Suppressor of fused homolog is a protein that in humans is encoded by the SUFU gene.
In molecular biology, the protein domain suppressor of fused protein (Sufu) has an important role in the cell. The Sufu is important in negatively regulating an important signalling pathway in the cell, the Hedgehog signalling pathway (HH). This particular pathway is crucial in embryonic development. There are several homologues of Sufu, found in a wide variety of organisms.

== Function ==

SUFU encodes a component of the sonic hedgehog (SHH) / patched (PTCH) signaling pathway. Mutations in genes encoding components of this pathway are deleterious for normal development and are associated with cancer-predisposing syndromes (e.g., holoprosencephaly, HPE3, basal cell nevus syndrome, BCNS, and Greig cephalopolysyndactyly syndrome, GCPS).Sufu has also been found to have a crucial role in tumour suppression.

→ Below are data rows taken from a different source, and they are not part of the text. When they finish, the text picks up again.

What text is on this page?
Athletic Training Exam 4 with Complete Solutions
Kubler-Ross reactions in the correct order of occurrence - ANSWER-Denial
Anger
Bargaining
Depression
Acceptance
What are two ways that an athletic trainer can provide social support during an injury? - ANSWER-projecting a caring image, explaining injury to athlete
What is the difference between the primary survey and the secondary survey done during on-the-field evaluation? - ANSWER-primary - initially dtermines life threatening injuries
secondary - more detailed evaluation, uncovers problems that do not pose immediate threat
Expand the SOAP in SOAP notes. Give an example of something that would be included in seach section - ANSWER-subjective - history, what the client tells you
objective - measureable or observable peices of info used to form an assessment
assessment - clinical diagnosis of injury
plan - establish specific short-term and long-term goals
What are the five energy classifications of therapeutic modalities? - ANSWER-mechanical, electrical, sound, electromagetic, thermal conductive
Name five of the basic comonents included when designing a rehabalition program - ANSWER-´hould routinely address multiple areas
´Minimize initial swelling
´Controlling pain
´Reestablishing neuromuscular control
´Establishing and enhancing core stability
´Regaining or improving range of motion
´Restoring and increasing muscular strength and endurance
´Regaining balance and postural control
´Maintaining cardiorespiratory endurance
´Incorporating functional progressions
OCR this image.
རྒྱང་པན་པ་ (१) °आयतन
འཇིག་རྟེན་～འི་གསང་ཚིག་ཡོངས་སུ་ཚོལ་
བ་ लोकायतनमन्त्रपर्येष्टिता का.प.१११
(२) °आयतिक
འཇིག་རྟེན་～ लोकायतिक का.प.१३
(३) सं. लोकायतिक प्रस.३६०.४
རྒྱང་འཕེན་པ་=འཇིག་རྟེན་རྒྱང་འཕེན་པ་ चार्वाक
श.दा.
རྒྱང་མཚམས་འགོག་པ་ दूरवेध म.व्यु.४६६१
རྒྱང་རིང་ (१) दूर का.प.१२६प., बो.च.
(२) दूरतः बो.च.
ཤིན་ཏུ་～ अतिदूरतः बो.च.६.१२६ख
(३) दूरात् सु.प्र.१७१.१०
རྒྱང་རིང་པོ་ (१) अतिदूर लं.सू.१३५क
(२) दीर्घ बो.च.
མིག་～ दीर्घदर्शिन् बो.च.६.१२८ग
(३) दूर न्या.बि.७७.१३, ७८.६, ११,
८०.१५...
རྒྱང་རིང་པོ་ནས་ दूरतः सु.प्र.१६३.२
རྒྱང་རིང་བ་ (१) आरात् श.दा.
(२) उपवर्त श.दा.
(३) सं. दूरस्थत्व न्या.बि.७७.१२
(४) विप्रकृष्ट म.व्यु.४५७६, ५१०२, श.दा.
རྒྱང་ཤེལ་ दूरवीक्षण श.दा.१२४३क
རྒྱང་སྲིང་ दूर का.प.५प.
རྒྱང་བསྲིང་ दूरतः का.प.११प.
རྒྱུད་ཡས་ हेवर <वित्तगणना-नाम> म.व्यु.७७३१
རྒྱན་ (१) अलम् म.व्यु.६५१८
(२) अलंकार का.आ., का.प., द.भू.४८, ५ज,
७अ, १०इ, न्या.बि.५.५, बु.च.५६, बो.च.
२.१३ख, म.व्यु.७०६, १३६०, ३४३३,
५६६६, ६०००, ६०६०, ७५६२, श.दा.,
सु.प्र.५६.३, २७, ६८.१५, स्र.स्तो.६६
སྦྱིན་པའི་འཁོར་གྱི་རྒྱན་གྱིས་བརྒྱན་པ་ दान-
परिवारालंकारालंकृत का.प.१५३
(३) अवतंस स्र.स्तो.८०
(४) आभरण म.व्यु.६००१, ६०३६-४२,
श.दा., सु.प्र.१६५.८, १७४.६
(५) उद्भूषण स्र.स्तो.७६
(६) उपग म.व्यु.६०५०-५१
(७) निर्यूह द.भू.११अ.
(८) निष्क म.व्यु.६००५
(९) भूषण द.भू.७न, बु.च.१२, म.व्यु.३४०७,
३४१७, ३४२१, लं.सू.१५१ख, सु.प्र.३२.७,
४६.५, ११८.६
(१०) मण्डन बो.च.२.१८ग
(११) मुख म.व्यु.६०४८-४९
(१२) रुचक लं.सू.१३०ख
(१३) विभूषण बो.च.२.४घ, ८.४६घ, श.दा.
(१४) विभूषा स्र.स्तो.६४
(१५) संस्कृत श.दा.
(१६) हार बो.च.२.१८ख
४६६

To be more specific, it has a tumour-suppressor gene that predisposes, or in other words makes individuals more susceptible to medulloblastoma, because it modulates the SHH signalling pathway. The N-terminal domain, which this entry refers to contains Gli transcription factors.

== Interactions ==

SUFU has been shown to interact with GLI1, GLI3 and PEX26.

==Conservation==
The human ortholog of Drosophila suppressor of fused, has a conserved sequence, this means that particular amino acids have remained the same throughout evolution. Consequently, they have very similar roles in repressing Hedgehog signalling. It represses the Gli and Ci transcription factors of the Hedgehog pathway, and functions by binding to these proteins and preventing their translocation to the nucleus. Homologues of Sufu have been found in bacteria. However their function remains to be elucidated.

==Structure==
Sufu is actually protein that contains two domains. In eukaryotic Sufu, an additional domain is found at the C terminus of the protein. This protein domain also binds to the C-terminal domain of the Gli/Ci transcription factors, inhibiting their activity.

==Genes==
Human gene that encodes SUFU, also named SUFU, is found to be localized on chromosome 10q24–25, and contains 12 exons.